Seniors Daniel “Trey” Weisbrod III and Hannah Jahner received awards from the American Association of Teachers of French (AATF).
Weisbrod received the Outstanding Senior in French Award. Only one person per institution can be nominated for this prestigious award made annually to a graduating senior. Jahner received the Excellence in French Award. Both awards are given to students who have demonstrated excellence in the study of French, as well as an exceptional commitment to the French language and the many cultures where it is spoken.
The AATF was founded in 1927 and has as its mission the promotion of the study of French language and French-speaking literatures and cultures at all levels. It recognizes the achievements of outstanding students and their teachers. The awards are given in hopes the students will continue the study of French through a career in teaching or another complementary profession.
“I was faced with a difficult decision in whom to nominate for AATF awards this year,” said Dr.
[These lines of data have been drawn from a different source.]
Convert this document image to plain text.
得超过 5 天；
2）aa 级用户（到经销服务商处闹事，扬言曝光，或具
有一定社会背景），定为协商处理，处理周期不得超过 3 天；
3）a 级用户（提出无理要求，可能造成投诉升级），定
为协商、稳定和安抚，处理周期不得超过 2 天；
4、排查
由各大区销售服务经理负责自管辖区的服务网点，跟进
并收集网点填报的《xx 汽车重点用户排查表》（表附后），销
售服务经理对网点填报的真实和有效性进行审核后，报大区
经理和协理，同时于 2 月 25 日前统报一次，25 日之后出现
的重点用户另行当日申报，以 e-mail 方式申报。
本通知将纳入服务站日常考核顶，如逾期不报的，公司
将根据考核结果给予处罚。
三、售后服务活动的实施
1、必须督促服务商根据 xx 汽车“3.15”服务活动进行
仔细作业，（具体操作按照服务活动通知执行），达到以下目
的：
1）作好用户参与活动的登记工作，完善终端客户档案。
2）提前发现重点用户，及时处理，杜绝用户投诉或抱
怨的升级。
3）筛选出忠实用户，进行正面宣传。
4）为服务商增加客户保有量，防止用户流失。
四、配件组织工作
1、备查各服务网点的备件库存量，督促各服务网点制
Gay Rawson, chair of World Languages and Cultures and professor of French. “We had a lot of great French majors and minors this year, like most every year. In the end, Trey and Hannah rose to the top of my list.”
Rawson said that Weisbrod made an immediate impression on her, with his passion and advocacy for French, specifically, and languages and cultures in general. Weisbrod was involved in every opportunity the department had to offer: French Club president, office worker, tutor, studying abroad, small group conversation leader, Concordia Language Villages liaison, and more. He also connected with leaders from the other languages to help develop programming across world languages and cultures.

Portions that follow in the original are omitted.